Phrases like "some evidence" and "pretty much none" are a bit ambiguous, don't you think?

Sorry. There is evidence that Plame did work overseas:

First, direct statements from Larry Johnson

Second, logical inferrence; the CIA and DoJ certainly have given some evidence that they believe Plame to have been covert, or other associates of hers at Brewster Jennings & assoc. This can been seen both in Fitzgerald's statements, and in the fact that the case is being pursued in the first place.

There is zero documented evidence that Plame did not serve overseas in the last five years before 2003. Do you have such evidence which I am unaware of? Present it, please. Otherwise, the preponderance of evidence would seem to indicate that she had done covert work overseas in the previous five years.

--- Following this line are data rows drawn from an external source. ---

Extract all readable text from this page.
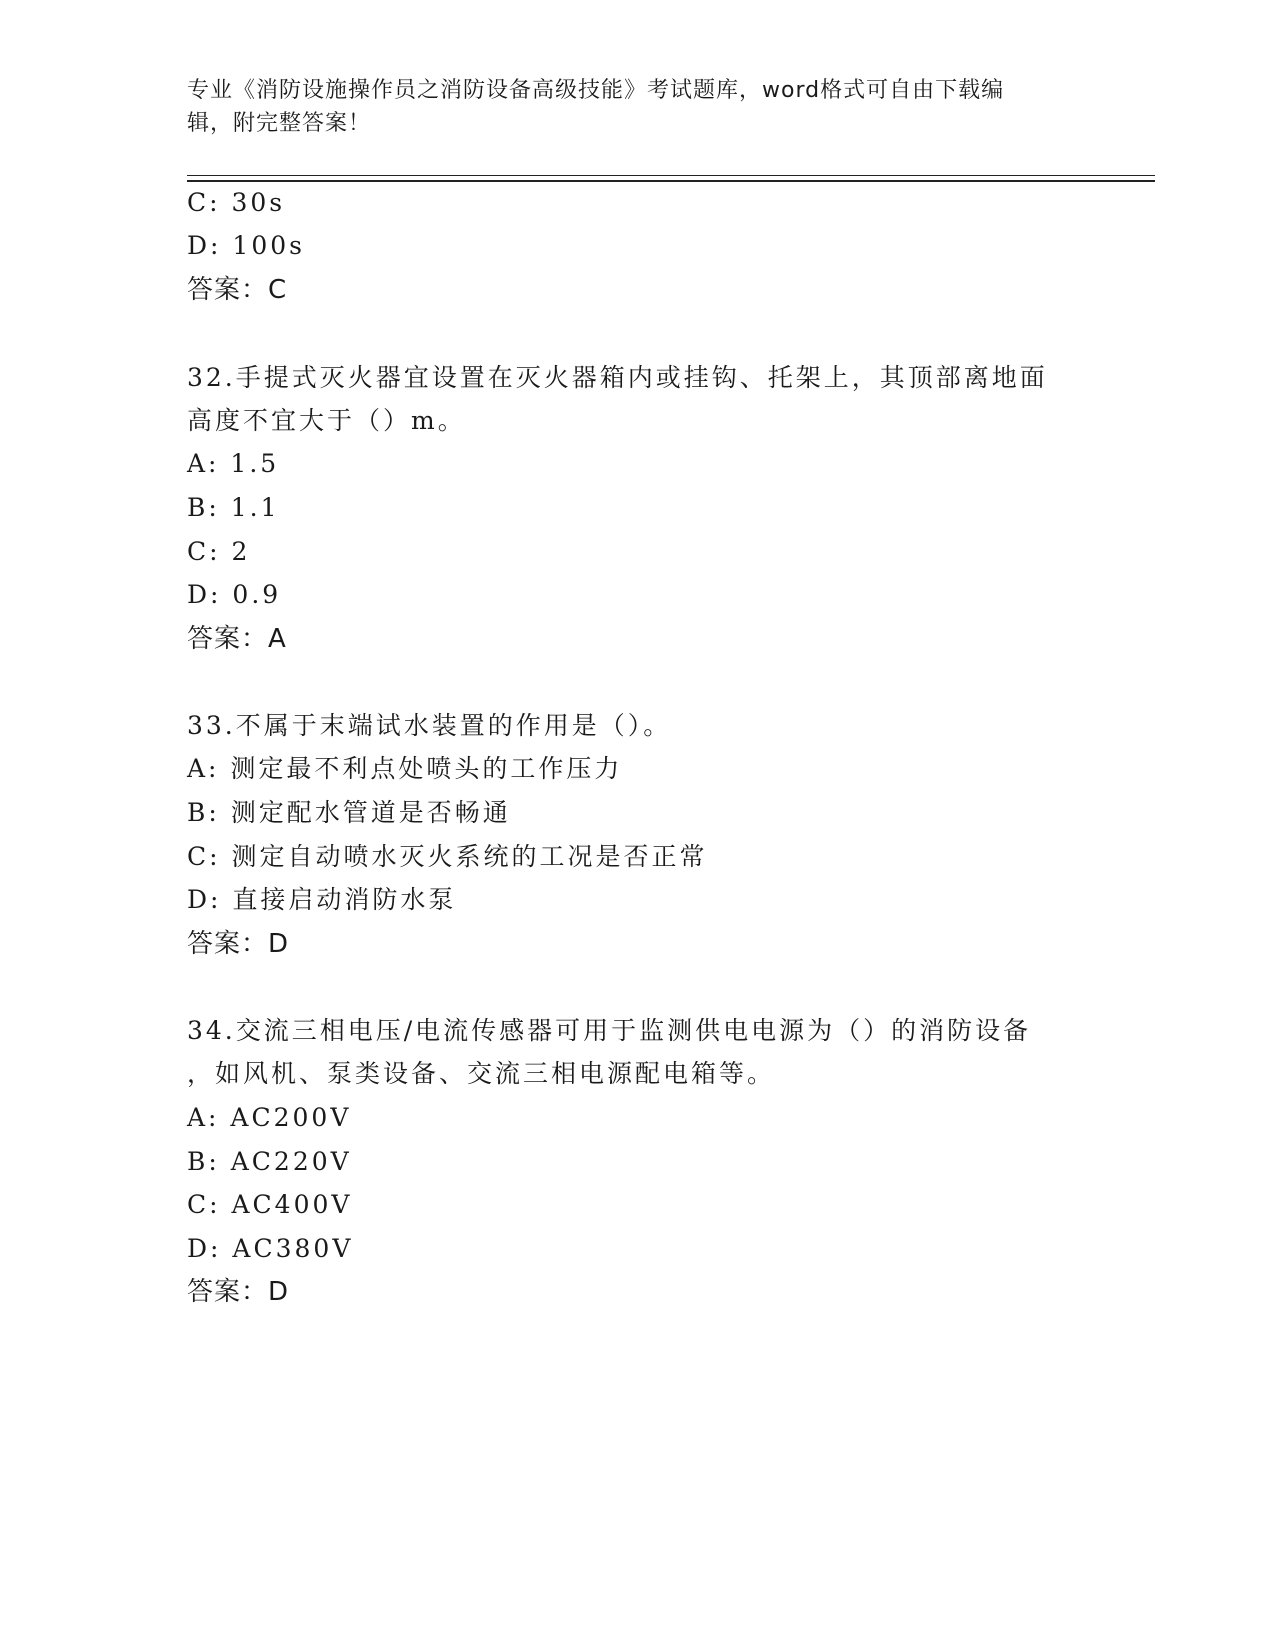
专业《消防设施操作员之消防设备高级技能》考试题库，word格式可自由下载编
辑，附完整答案！

C: 30s

D: 100s

答案：C

32.手提式灭火器宜设置在灭火器箱内或挂钩、托架上，其顶部离地面

高度不宜大于（）m。

A: 1.5

B: 1.1

C: 2

D: 0.9

答案：A

33.不属于末端试水装置的作用是（）。

A: 测定最不利点处喷头的工作压力

B: 测定配水管道是否畅通

C: 测定自动喷水灭火系统的工况是否正常

D: 直接启动消防水泵

答案：D

34.交流三相电压/电流传感器可用于监测供电电源为（）的消防设备

，如风机、泵类设备、交流三相电源配电箱等。

A: AC200V

B: AC220V

C: AC400V

D: AC380V

答案：D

You left out the "some evidence" that what Wilson reported orally to the CIA after his African trip contradicted what he wrote in his published article: that is, in Wilson's oral report, Saddam sought yellow cake; in Wilson's written article, Saddam did not seek yellow cake.

Where is this evidence, in writing? Link please.

Here's a link from a 2005 Bloomberg article examining whether or not Wilson's claims have held up:

http://www.bloomberg.com/apps/news?pid=10000103&sid=a8dab8rni_Do&refer=us

I agree that the administration probably chose to reveal Plame's relationship with Wilson to combat what Wilson claimed in his article.

Essentially, Bush authorized a leak of sensitive information in order to attack a poltical rival who was exposing their manipulation of evidence presented to the public Re: WMD. The Bush WH entered into a concerted effort to do so, and this effot lead in one fashion or another to the revealing of CIA counter-proliferation assets, both Plame and her associates at Brewster Jennings. This is certainly worth investigation, as I'm sure you agree, and during the course of the investigation the WH has told some conflicting stories (lies) about the course of events. Information shows that Bush&Cheney&Rove may not have told the truth on the issue of a secret effort - conspiracy - to attack wilson, defend completely false Iraq war intelligence, and then cover the fact up afterwards.

Also, please rememblah blah blah..,..

Immaterial to the discussion at hand, and frankly nothing more than another attempt by you to change the subject.